Saturday, August 13, 2011

Literature as an industry

I've been thinking about the last line in the essay below: "In the age of BookScan, only an unpublished writer is allowed to keep his dignity." 


This is not quite true. For example, one can embrace print-on-demand technology as I have done, either with my own imprint (Sextant Books) or finding a POD publisher who responds to my work (Round Bend Press), publish and do little or no marketing at all. (I've done more with Round Bend than with my own imprint, figuring I need to help the publisher out). One doesn't sell many books doing this but if selling books is not the point, no matter. And at this late stage of career, it isn't.


But I worry about how POD technology affects the young writer. It's too easy, young, to be blind to one's faults. POD is really made for old farts with a history. I had my 10 or 15 years in the sun and don't have to prove anything to anyone. When I need is for my work to be available, and it is now in two archives, one digital, the other hard copy, at two universities. This is about as much "security" and posthumous existence as a "marginal writer" like myself can hope for. No complaints.
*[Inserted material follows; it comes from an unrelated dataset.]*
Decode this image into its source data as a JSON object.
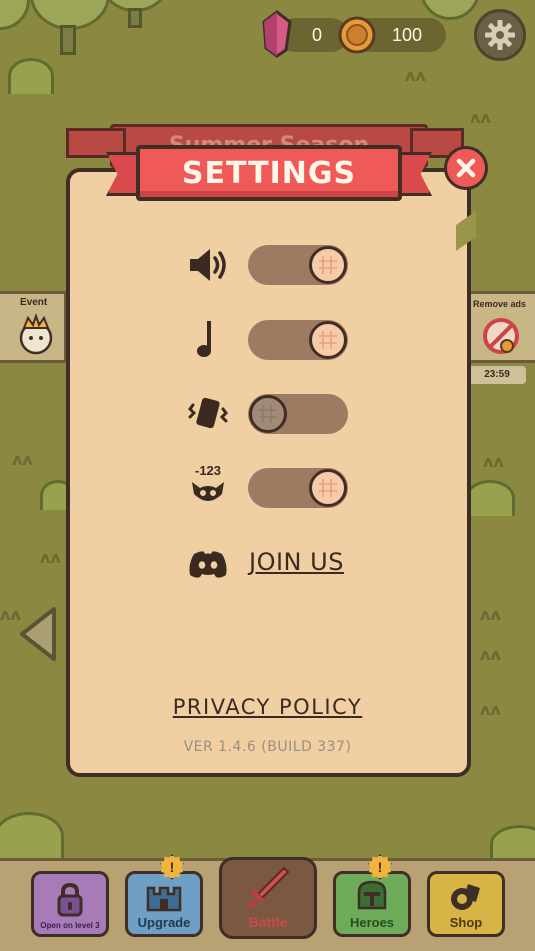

But I still advise young writers to play by traditional rules and learn in the school of hard knocks. This advice would be irrelevant to a literary genius, and I'm sure a few are lurking around in dark hidden corners of cyberspace, to be discovered at a distant date. But today it's too easy to make mediocre work seem important. To give mediocre work a lot of visibility. All one has to do is turn to a classic, the way I've turned to Dos Passos lately, to experience the difference between great and mediocre work, and the vast majority of things published now and in all ages is mediocre. What I and every serious writer strives to do is to rise above this.


I had no sense starting out that literature was "an industry." I thought of it as a cultural precious stone, a gem, to be nourished, protected, extended. The literary novel, so called with respect half a century ago, was not supposed to sell a lot of copies. Repeat, it was not published to sell a lot of copies! What a concept. This is a horrible business principle, which is why it was changed once genuine businessmen took over the publishing industry. These books were published because that's how a publisher made a reputation and participated in the cultural dance of respect for literature.


I think literature is still out there, the tough serious books that last forever because they speak to elements of the human condition that never vanish. Even Moby Dick was a monumental failure in its day. Some young writer, some genius, is writing remarkable things and sticking it online. I'd bet on it. Where is it? Who the hell knows. Among the hundreds of thousands, millions, of such ebooks. What we need at this time and place are a few bright critics who can filter through all this mediocre work and find the true gems. Critics may be more important than writers today for the survival of the literary culture.


In the meantime, writers, literary or not, have become hucksters if they want to be visible and possibly successful. It's too bad. Old writers like myself are damn lucky. We paid our dues before the bottom liners took over the literature industry.